75% of councils do not provide any mandatory cyber-security training despite being hit by 98 million cyber-attacks over a five-year period.
Research by Big Brother Watch also found that 16% of local councils provide no training at all to staff despite the thousands of potentially confidential data files at their disposal.
The study, which was put together after Big Brother Watch sent freedom of information requests to all local governments and received responses from 95.4%.
More than a quarter of the respondents admitted that they had been breached between 2013-2017.
“These statistics are hugely concerning, not least the sheer number of cyber-attacks but more importantly the fact that the warnings are not getting through,” said Hedgehog founder Peter Bassill.
“Breaches have been more common and more reported than ever before yet local councils still aren’t taking the threat seriously and putting plans in place to stop attacks happening and giving staff the tools and knowledge they do to protect our data!” He added.
Tonbridge and Melling council alone experienced 62 incidents, which was the most of any council, while Herefordshire encountered the second most with 22.
The study also found that 25 local authorities reported that the incidents had resulted in data losses or breaches with Merton and Westminster councils saying they had experienced three different incidents but Merton failed to report any, while only one of Westminster’s incidents was reported to the police.
In fact, only 56% of councils revealed they had not reported any of the attacks during the entire five -year period.
Jennifer Krueckeberg, lead researcher at Big Brother Watch, said: “We are shocked to discover that the majority of councils’ data breaches go unreported and that staff often lack basic training in cybersecurity. Local authorities need to take urgent action and make sure they fulfill their responsibilities to protect citizens.”
The majority of the successful cyber-attacks began with phishing e-mails designed to trick staff into revealing passwords and other data so how can you make sure your staff know what to do?
So what should staff know in order to spot these phishing attempts?
1) Perhaps surprisingly, the first thing to look for is simply poor spelling and/or grammar.
While genuine grammatical and spelling mistakes do occasionally happen, professional emails should have been checked for these before sending and they are a good indicator that the email may not be genuine.
2) The second thing to notice is the exact manner in which the email addresses the recipient.
If it is “Dear Customer” or “Dear Supplier”, or especially “Dear Valued Customer”, these should be considered red flags. A legitimate sender would usually know the name of the recipient and simple courtesy would cause them to use that name. Obviously this may not always be the case, but certainly common-sense should be applied. If in doubt, telephone the company the email purports to be from and confirm that they sent it.
3) Look at any links in the email by hovering the mouse cursor over them without clicking.
The link destination should show either as a small window or, if you are in a web browser, at the bottom of the screen.
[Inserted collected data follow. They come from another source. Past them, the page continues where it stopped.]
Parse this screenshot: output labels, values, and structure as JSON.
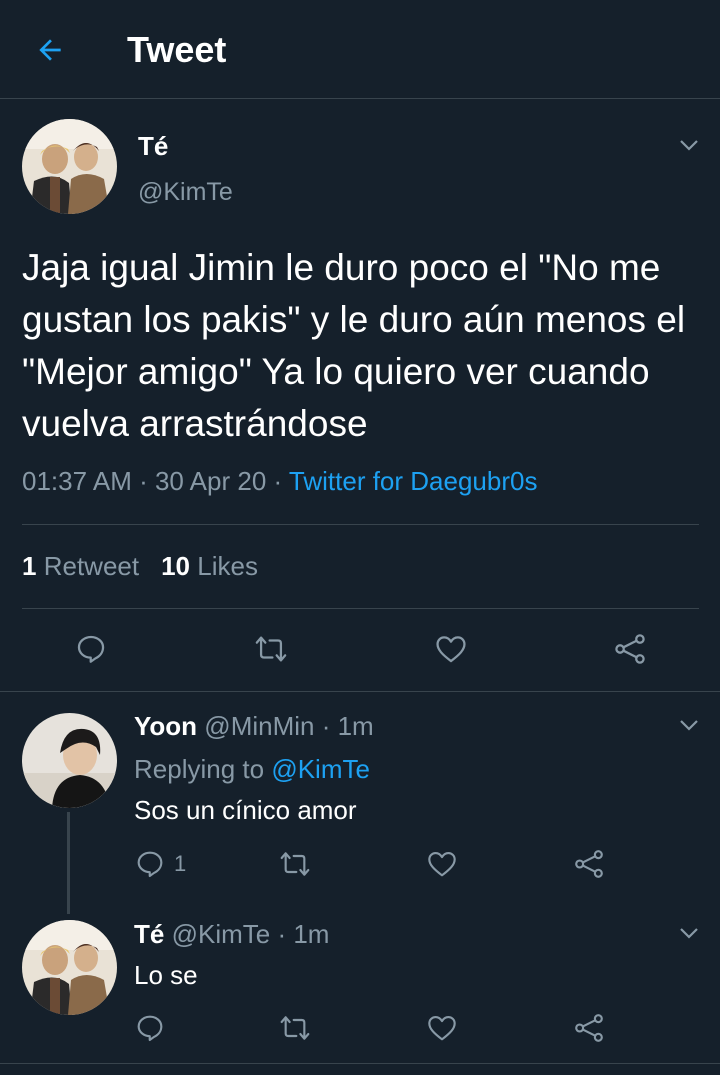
{
  "header": {
    "title": "Tweet",
    "back_icon": "arrow-left-icon",
    "accent": "#1da1f2"
  },
  "main_tweet": {
    "name": "Té",
    "handle": "@KimTe",
    "text": "Jaja igual Jimin le duro poco el \"No me gustan los pakis\" y le duro aún menos el \"Mejor amigo\" Ya lo quiero ver cuando vuelva arrastrándose",
    "time": "01:37 AM",
    "sep1": " · ",
    "date": "30 Apr 20",
    "sep2": " · ",
    "source": "Twitter for Daegubr0s",
    "retweet_count": "1",
    "retweet_label": "Retweet",
    "likes_count": "10",
    "likes_label": "Likes"
  },
  "replies": [
    {
      "name": "Yoon",
      "handle": "@MinMin",
      "time_sep": " · ",
      "time": "1m",
      "replying_label": "Replying to",
      "replying_handle": "@KimTe",
      "text": "Sos un cínico amor",
      "reply_count": "1"
    },
    {
      "name": "Té",
      "handle": "@KimTe",
      "time_sep": " · ",
      "time": "1m",
      "text": "Lo se"
    }
  ],
  "icons": {
    "reply": "reply-icon",
    "retweet": "retweet-icon",
    "like": "heart-icon",
    "share": "share-icon",
    "more": "chevron-down-icon"
  },
  "colors": {
    "background": "#15202b",
    "secondary_text": "#8899a6",
    "divider": "#38444d",
    "link": "#1da1f2"
  }
}
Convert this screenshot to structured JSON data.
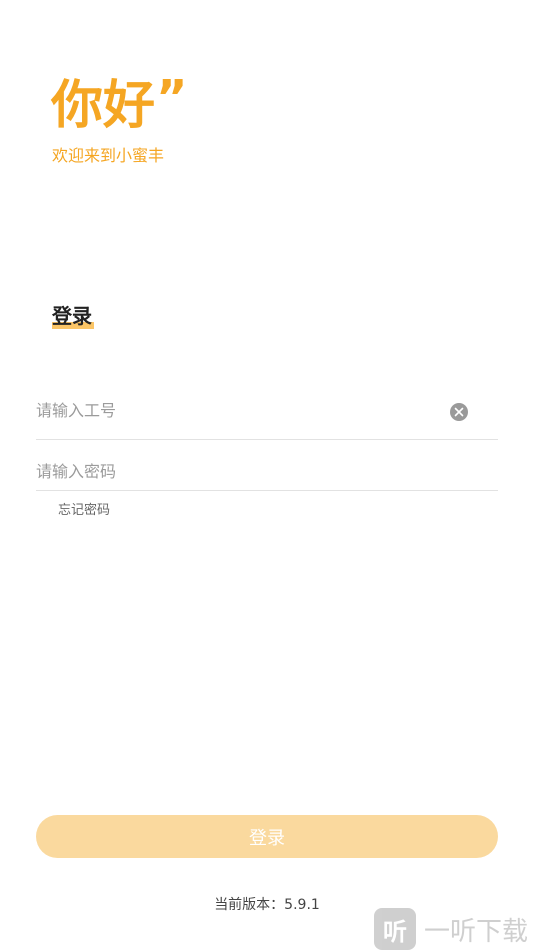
{
  "header": {
    "greeting": "你好",
    "greeting_mark": "”",
    "subtitle": "欢迎来到小蜜丰"
  },
  "login_section": {
    "title": "登录"
  },
  "form": {
    "employee_id_placeholder": "请输入工号",
    "employee_id_value": "",
    "password_placeholder": "请输入密码",
    "password_value": "",
    "forgot_password": "忘记密码",
    "clear_icon": "clear-circle-icon"
  },
  "login_button": {
    "label": "登录"
  },
  "footer": {
    "version_text": "当前版本：5.9.1"
  },
  "watermark": {
    "badge_char": "听",
    "text": "一听下载"
  },
  "colors": {
    "brand": "#F5A623",
    "button_bg": "#FAD99E",
    "title_underline": "#FBC566"
  }
}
If a link doesn’t end in your country’s Top Level Domain (in the case of the UK, this would be .uk) or in a generic Top Level Domain suffix such as .com or .org, this may be an indication of a phishing attempt – after all, why would a UK company want you to visit a link with a .ru suffix, indicating a domain location in Russia?
Also, a common trick is for the link to look genuine but do not actually link to the location shown, so a link to https://mybank.co.uk/ (assuming that is a legitimate bank address for the purposes of illustration) may actually go to a similar but different location such as http://myibank.co.uk/ (spot the subtle but significant differences).
4) Beware of emails that request personal (or in fact, any) information.
Always ask yourself “Is it logical and reasonable that this organisation wants this information?”.
5) Don’t assume that the email is genuine just because it looks like it has come from a genuine domain or is well-designed and features a company logo or address – phishing scammers sometimes put time and effort into getting these details accurate.